Pseudomonas aeruginosa

Pseudomonas aeruginosa

Description, Causes and Risk Factors:

A bacterial species found in soil, water, and commonly in clinical specimens (wound infections, infected burn lesions, urinary tract infections); the causative agent of blue pus; occasionally pathogenic for plants; usually causes infections in humans in whom there is a defect in host defense mechanisms. It is the type species of the genus Pseudomonas.

Pseudomonas aeruginosa is a Gram-negative bacterium that is noted for its environmental versatility, ability to cause disease in particular susceptible individuals, and its resistance to antibiotics. The most serious complication of cystic fibrosis is respiratory tract infection by the ubiquitous bacterium Pseudomonas aeruginosa. Cancer and burn patients also commonly suffer serious infections by this organism, as do certain other individuals with Immune systems deficiencies.

Unlike many environmental bacteria, P. aeruginosa has a remarkable capacity to cause disease in susceptible hosts. It has the ability to adapt to and thrive in many ecological niches, from water and soil to plant and animal tissues. The bacterium is capable of utilizing a wide range of organic compounds as food sources, thus giving it an exceptional ability to colonize ecological niches where nutrients are limited. P. aeruginosa can produce a number of toxic proteins which not only cause extensive tissue damage, but also interfere with the human immune system's defense mechanisms. These proteins range from potent toxins that enter and kill host cells at or near the site of colonization to degradative enzymes that permanently disrupt the cell membranes and connective tissues in various organs. This bacterium is also noted for its resistance to many antibiotics.
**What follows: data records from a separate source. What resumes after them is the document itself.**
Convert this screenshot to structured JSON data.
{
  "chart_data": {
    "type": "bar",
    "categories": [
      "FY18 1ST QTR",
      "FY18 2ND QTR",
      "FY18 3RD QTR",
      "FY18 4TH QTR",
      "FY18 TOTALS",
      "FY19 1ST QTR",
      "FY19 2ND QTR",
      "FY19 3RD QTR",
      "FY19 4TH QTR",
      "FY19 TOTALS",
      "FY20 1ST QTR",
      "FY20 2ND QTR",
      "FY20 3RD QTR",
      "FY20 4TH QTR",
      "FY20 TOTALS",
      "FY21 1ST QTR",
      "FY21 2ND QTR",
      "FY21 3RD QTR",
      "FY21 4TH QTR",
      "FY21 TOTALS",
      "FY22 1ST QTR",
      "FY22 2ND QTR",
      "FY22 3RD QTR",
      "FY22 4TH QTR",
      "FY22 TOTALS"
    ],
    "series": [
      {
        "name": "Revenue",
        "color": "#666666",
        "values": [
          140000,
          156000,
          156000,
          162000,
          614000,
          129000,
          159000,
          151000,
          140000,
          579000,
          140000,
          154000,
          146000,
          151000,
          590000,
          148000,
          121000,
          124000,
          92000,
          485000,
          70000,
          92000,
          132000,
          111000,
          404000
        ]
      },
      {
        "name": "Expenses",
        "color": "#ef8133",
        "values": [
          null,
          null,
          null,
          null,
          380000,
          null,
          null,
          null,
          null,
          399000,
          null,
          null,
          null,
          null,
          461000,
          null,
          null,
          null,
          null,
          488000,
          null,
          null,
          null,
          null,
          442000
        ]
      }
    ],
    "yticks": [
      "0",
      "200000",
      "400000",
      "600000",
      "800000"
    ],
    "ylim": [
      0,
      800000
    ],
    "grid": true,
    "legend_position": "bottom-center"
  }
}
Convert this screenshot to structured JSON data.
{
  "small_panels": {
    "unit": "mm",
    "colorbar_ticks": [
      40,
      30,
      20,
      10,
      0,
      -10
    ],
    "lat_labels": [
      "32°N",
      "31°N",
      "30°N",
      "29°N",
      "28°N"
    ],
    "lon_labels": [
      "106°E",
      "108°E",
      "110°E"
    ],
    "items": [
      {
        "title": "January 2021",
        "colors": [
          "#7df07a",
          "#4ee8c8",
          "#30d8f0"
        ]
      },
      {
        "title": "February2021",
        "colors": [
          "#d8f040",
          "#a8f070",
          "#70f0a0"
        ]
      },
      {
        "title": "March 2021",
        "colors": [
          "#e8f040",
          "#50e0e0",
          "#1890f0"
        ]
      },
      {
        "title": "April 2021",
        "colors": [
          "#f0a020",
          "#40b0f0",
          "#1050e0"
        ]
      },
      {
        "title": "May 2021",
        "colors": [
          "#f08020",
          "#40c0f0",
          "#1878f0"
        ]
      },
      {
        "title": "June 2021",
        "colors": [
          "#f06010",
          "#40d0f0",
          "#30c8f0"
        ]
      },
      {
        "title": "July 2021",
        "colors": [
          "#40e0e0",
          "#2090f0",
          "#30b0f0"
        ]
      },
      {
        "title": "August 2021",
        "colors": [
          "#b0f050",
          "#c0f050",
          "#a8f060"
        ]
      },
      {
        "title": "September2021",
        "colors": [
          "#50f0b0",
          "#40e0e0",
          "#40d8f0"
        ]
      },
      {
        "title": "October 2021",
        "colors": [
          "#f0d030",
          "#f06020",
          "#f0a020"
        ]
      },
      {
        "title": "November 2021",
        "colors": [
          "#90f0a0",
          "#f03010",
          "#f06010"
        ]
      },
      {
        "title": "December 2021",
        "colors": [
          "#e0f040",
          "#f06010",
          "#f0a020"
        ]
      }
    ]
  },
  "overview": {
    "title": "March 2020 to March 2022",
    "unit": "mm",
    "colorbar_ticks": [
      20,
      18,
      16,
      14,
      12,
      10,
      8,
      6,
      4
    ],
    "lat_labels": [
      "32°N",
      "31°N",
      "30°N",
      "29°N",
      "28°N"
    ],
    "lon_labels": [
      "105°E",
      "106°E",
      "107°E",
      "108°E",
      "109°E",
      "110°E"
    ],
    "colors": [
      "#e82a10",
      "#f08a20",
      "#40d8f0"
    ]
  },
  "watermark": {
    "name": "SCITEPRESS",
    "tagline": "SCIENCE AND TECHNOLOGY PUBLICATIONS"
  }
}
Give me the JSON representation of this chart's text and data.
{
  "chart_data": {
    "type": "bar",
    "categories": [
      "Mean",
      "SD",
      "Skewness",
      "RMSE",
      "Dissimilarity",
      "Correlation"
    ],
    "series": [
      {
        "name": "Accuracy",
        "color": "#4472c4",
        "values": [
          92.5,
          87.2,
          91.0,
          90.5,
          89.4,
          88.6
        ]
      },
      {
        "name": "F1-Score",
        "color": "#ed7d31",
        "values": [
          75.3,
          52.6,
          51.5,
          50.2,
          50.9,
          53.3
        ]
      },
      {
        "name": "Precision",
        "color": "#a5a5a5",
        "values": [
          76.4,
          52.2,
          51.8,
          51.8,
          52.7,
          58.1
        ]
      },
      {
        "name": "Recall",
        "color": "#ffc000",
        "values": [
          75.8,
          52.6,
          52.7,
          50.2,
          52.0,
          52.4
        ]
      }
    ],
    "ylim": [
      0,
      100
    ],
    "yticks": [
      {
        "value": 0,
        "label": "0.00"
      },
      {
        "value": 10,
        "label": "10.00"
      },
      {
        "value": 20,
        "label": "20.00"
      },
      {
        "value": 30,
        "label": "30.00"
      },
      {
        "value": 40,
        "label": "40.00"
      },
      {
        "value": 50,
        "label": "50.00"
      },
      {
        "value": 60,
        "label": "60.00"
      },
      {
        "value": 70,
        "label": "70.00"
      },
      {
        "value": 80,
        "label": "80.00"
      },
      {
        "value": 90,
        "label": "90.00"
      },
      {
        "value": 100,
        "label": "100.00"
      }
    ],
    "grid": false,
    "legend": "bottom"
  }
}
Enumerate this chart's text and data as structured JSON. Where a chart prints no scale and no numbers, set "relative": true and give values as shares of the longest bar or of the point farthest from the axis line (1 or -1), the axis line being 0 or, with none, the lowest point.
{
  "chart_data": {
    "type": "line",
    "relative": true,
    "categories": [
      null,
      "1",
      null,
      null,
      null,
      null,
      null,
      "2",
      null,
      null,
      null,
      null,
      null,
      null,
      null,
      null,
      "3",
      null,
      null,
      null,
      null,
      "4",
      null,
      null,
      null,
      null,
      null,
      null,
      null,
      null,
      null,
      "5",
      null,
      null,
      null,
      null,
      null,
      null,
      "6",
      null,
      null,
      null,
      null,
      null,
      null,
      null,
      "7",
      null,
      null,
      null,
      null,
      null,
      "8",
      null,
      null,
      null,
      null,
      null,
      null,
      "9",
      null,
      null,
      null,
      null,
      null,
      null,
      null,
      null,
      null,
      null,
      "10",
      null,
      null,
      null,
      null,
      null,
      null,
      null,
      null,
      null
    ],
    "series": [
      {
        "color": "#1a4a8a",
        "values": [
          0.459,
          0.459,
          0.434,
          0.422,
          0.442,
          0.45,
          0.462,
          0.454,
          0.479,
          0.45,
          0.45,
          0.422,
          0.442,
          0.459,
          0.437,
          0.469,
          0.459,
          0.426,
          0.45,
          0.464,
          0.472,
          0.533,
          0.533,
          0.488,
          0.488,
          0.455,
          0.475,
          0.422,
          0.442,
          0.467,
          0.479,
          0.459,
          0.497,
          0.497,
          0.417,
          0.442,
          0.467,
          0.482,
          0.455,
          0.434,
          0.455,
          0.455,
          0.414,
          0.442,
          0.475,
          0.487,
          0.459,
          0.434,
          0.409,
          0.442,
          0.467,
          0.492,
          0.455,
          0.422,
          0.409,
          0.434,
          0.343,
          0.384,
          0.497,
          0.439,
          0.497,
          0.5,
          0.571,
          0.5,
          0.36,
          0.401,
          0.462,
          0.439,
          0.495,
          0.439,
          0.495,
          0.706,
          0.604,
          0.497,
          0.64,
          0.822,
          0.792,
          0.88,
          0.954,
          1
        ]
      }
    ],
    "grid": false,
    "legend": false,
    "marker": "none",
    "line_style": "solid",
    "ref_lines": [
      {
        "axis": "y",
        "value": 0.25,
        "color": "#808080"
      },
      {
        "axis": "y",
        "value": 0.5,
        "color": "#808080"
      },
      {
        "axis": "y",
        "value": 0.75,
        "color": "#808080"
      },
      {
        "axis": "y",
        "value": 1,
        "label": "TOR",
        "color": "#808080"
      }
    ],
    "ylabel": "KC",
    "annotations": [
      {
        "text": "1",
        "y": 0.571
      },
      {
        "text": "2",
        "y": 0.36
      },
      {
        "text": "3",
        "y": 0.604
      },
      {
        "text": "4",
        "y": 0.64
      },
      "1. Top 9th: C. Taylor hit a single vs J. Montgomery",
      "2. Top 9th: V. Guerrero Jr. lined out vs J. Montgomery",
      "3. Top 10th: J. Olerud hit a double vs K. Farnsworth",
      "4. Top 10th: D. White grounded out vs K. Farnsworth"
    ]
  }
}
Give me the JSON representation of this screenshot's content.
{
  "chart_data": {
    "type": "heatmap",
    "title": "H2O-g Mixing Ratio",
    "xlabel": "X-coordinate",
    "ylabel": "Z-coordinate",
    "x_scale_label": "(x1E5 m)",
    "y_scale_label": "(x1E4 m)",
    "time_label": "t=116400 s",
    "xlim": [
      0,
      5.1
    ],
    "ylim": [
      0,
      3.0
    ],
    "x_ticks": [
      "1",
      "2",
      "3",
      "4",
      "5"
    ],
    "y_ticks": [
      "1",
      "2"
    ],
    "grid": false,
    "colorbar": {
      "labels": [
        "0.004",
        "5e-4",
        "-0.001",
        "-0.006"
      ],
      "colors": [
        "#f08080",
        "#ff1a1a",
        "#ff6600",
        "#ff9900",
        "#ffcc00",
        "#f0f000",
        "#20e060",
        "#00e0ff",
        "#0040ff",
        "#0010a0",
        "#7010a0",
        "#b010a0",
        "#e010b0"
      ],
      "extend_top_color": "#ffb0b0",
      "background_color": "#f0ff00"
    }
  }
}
P. aeruginosa is widely studied by scientists who are interested in not only its ability to cause disease and resist antibiotics, but also its metabolic capability and environmental versatility. Analysis of its genome sequence has identified genes involved in locomotion, attachment, transport and utilization of nutrients, antibiotic efflux, and systems involved in sensing and responding to environmental changes.

A major interest of Pharmaceutical companies is to learn more about the genes of P. aeruginosa and other disease-causing bacteria in order to better understand the Physiology of these organisms. These insights will be used to develop new antibacterial drugs to successfully treat infections by bacteria like P. aeruginosa that are resistant to many of today's antibiotics.


The symptoms depend on the part of the body that is infected. Fever, fatigue, muscle and joint pain, etc are the most common symptoms. Other symptoms include:

    Bone infection: Swollen infected part, redness.

  • Ear infection: Pain in the ear, reduced ability to hear, facial paralysis.

  • Eye infection: Pain in the eye, reduced vision, swollen eyelids.

  • Cystic fibrosis: Cough, reduced appetite, fast breathing, enlargement of the abdomen.

  • Skin infection: Ulcer that can result in bleeding.


Diagnosis of P.aeruginosa infection depends upon Isolation & laboratory identification of the bacterium. It grows well on most laboratory media and commonly is isolated on blood agar or eosin-methylene blue (agar). It is identified on the basis of its Gram morphology, inability to ferment lactose, a positive oxidase reaction, its fruity odor, and its ability to grow at 42°C. Fluorescence under ultraviolet light is helpful in early identification of P. aeruginosa colonies. Fluorescence is also used to suggest the presence of P. aeruginosa in wounds.

P. aeruginosa is frequently isolated from non-sterile sites (mouth swabs, sputum, etc.), and, under these circumstances, it often represents colonization and not infection. The isolation of P. aeruginosa from non-sterile specimens should, therefore, be interpreted cautiously, and the advice of a Microbiologist or infectious diseases physician/pharmacist should be sought prior to starting treatment.


P. aeruginosa is naturally resistant to a large range of antibiotics and may demonstrate additional resistance after unsuccessful treatment, in particular, through modification of a porins. It should usually be possible to guide treatment according to Laboratory sensitivities, rather than choosing an antibiotic empirically. If antibiotics are started empirically, then every effort should be made to obtain cultures, and the choice of antibiotic used should be reviewed when the culture results are available.

Phage therapy against P. aeruginosa remains one of the most effective treatments, which can be combined with antibiotics, has no contraindications and minimal adverse effects. Phages are produced as sterile liquid, suitable for intake, applications, etc.

NOTE: The above information is educational purpose. The information provided herein should not be used during any medical emergency or for the diagnosis or treatment of any medical condition.

DISCLAIMER: This information should not substitute for seeking responsible, professional medical care.